« Y
veulent pas ! » - À propos de l'«Option citoyenne» de Françoise
David
Objets : Pierre Dubuc, «Ce que Françoise David n'a
pas compris» http://ledevoir.com/2004/07/30/60157.html
et Henri Lamoureux, «Quelques réflexions sur les constats
d'Option citoyenne» http://ledevoir.com/2004/07/30/60158.html,
textes parus simultanément dans LeDevoir du 30 juillet 2004
Nationaliste féministe québécoise
dans la quarantaine, je partage l'essentiel des propos et des
propositions (on verra plus tard pour le détail) de M. Lamoureux et de
M. Dubuc.
Aussi ai-je été également - et profondément - déçue, quant au
projet d'Indépendance du Québec, par la mollesse qui se dégage sur ce
sujet dans le programme d'«Option Citoyenne» conçu et mis sur pied
par Mme Françoise David et son équipe.
Mme David est une femme que j'estime, que j'admire même. Mais hélas!
elle a perdu beaucoup de crédibilité à mes yeux - au plan
intellectuel aussi bien que proprement politique - en mettant ainsi en
veilleuse ce qui est chevillé au coeur de tous les peuples dignes de ce
nom: leur Liberté nationale.
La pleine Indépendance du Québec ne se loge pas dans quelque liste d'épicerie,
quelque part entre l'Éducation, le déséquilibre fiscal, les
Anglofollies, le budget des grandes villes (hanséatiques?), un
Festival juste pourri, la Santé et, enfin, la bouderie de bon ton (mais
d'aucune manière efficiente ou opérante) contre un Canada unitaire à
la limite de la tyrannie. L'Indépendance des Québécois à l'égard
d'un régime qui les nie dans leur essence - insidieusement ou sans gêne,
c'est selon: selon la conjoncture événementielle et le contingent de
bons soldats (Stéphane, Lucienne, le déministré Denis, Liza,
Pierre-Stewart et tous les autres d'hier et de demain) disponibles pour
servir la Federation contre leur propre patrie - ne constitue pas
une question parmi d'autres. Et à différer pour les siècles des siècles,
de préférence...
L'Indépendance - la mainmise sur tous nos outils collectifs politiques
et fiscaux - constitue au contraire la condition sine qua non à
la résolution de tous les autres problèmes sociaux nationaux.

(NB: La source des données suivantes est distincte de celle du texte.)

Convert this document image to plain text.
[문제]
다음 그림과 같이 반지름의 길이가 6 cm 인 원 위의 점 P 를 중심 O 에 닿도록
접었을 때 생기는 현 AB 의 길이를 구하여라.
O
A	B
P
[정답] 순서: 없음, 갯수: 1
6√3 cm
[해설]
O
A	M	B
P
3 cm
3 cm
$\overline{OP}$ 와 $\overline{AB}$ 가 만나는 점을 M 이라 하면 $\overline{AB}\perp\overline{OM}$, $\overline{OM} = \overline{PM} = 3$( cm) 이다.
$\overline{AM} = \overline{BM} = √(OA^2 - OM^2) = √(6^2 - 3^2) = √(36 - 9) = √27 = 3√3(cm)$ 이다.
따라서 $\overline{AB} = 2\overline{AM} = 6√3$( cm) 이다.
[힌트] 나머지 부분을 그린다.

Pas une panacée, bien sûr: les quelques 190 pays indépendants de la
Planète continuent d'éprouver des «difficultés existentielles»,
tout comme l'adulte sa vie durant même s'il... s'est un jour libéré
de son état adolescent de dépendance. Non! pas une panacée.
Simplement une nécessité.
Or en faisant pour ainsi dire l'impasse sur cette dimension fondamentale
de l'exister québécois, madame David fait tout comme si le lait et la
potée étaient d'emblée plus importants pour l'infant que la présence
même de l'oxygène dans son environnement. Mais à quoi bon, Françoise,
se nourrir si c'est pour aussitôt mourir?
Il me semble entendre le Jacques Brel de «Ces gens-là» : Y
veulent pas, y veulent pas...
Pareille myopie m'étonne et me déçoit.